Have there been growing pains? Absolutely. Skinner will continue to face bumps in the road as he gains NHL experience. It’s part of the gig.
But I think he’s capable of a lengthy career. And Skinner probably has a higher ceiling than the Oilers first thought when they assigned him to the ECHL in advance of his first pro season in 2018-19.
Last year I felt that Skinner deserved an extended run in the Oilers net. He was ready for the challenge and looked the part.
And while he ultimately finished the 2021-22 season with the AHL’s Bakersfield Condors, Skinner proved that he was ready for more at the NHL level.

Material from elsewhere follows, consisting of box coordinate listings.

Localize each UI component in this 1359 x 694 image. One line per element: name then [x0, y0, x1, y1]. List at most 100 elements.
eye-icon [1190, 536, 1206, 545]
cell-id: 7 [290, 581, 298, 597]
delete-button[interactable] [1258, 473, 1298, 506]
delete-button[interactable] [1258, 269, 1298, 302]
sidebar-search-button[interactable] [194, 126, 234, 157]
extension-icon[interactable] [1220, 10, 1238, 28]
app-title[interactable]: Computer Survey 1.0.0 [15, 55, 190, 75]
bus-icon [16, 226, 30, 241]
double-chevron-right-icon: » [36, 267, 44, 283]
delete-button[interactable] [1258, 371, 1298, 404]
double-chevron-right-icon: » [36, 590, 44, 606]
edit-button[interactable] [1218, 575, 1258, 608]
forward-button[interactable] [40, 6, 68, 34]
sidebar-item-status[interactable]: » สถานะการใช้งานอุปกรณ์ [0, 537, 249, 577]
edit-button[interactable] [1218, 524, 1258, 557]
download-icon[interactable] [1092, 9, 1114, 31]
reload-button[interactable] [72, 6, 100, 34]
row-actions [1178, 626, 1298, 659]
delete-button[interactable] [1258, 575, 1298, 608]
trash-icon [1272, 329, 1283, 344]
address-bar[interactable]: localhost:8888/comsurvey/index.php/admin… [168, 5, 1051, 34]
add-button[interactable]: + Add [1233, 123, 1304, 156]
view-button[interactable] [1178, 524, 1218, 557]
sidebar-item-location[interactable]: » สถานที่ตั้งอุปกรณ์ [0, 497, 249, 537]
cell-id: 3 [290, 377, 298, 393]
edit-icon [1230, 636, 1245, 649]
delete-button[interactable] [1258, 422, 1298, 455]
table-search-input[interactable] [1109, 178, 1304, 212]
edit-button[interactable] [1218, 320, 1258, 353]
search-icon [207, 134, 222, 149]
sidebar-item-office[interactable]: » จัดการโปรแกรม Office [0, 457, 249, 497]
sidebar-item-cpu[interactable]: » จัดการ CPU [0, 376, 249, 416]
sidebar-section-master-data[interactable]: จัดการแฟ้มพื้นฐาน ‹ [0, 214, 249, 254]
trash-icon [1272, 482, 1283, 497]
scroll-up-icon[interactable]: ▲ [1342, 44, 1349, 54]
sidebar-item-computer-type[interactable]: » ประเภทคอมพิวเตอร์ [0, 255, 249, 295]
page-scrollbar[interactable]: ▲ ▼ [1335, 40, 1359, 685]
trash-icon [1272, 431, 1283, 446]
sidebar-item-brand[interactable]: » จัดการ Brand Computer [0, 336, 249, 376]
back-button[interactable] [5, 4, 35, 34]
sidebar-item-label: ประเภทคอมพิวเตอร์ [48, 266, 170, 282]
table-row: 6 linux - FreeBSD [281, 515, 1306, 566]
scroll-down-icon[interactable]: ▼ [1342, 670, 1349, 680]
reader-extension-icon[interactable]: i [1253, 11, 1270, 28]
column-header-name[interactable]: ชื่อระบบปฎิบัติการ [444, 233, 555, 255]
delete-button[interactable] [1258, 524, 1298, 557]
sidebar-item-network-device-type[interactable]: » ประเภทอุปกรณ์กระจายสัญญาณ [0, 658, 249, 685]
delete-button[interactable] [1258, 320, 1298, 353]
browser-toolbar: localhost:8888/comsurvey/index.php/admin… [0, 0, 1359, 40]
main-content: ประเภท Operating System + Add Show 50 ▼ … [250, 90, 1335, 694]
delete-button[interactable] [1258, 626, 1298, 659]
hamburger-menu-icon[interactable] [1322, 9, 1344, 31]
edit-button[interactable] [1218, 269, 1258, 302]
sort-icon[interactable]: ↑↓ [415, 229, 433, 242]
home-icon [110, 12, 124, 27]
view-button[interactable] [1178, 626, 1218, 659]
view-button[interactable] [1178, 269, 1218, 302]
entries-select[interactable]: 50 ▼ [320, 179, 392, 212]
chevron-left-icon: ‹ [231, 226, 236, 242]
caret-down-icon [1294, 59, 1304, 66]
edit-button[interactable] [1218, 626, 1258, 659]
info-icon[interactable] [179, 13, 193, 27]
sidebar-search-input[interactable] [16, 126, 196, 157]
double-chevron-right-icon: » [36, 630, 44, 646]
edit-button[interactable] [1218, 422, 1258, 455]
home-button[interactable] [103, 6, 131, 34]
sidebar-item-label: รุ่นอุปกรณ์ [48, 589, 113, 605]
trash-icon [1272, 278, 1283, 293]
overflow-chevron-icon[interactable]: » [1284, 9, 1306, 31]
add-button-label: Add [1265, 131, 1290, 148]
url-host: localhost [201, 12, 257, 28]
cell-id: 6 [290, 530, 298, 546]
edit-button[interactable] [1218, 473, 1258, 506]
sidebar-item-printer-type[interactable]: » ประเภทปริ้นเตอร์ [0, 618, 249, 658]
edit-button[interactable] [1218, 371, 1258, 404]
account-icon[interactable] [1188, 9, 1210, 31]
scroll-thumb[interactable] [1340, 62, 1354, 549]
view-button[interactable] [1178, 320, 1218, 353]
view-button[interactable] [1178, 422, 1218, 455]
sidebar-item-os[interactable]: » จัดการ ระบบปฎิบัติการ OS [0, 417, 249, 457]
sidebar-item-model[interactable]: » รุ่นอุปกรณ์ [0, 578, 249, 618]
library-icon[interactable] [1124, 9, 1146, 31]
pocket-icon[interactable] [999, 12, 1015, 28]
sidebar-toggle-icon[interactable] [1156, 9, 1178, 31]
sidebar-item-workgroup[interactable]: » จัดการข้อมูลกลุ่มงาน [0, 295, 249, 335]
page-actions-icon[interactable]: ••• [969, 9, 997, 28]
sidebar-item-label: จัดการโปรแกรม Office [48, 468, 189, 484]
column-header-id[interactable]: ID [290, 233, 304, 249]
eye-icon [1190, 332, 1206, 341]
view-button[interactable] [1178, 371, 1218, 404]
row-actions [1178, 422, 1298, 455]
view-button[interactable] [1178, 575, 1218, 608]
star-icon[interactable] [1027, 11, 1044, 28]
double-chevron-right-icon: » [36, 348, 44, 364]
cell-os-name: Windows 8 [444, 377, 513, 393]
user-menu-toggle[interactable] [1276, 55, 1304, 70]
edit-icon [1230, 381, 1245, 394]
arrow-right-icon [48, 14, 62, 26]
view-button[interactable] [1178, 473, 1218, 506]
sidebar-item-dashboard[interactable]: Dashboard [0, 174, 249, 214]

Before the 2022-23 season began, I said that Skinner was going to play a bigger role in Edmonton than people realized. So I’m zero percent surprised that he’s carried the mail for the Oilers recently.
Skinner must be thrilled to have contractual stability. But he knows the goaltending situation in Edmonton will forever be a hot-button topic. And by accepting a three-year deal, Skinner gives himself some wiggle room.
Here’s the thing: I can’t imagine Skinner has any desire to leave his hometown of Edmonton in search of greener pastures elsewhere.
But to me, that’s the biggest piece of this puzzle. Skinner’s new deal takes him directly to being an unrestricted free agent. Two seasons before Campbell’s contract ends.
That’s a win for Skinner. But he probably had to give up a few dollars in the short term to attain such flexibility.
Because with a season like he’s having, I think this offseason could have brought Skinner a new contract worth upwards of $3M per year.
While the numbers of the contract work for the Oilers, it had to be a big gulp for Holland to risk losing Skinner to free agency.
Because in just over three years — maybe sooner — Edmonton will have to make a choice between Campbell and Skinner.
Resolving that situation will not be easy if the current performance of each netminder continues.
The Oilers will want to retain Skinner if at all possible. But trading Campbell won’t get any easier. And buyouts are never ideal.
The bottom line is that Skinner’s new contract is about leverage just as much as dollars.
Because if the Oilers want to keep Skinner in Edmonton when his contract is up, it won’t be for less than what Campbell makes. And the team can’t afford over $10M in goaltenders.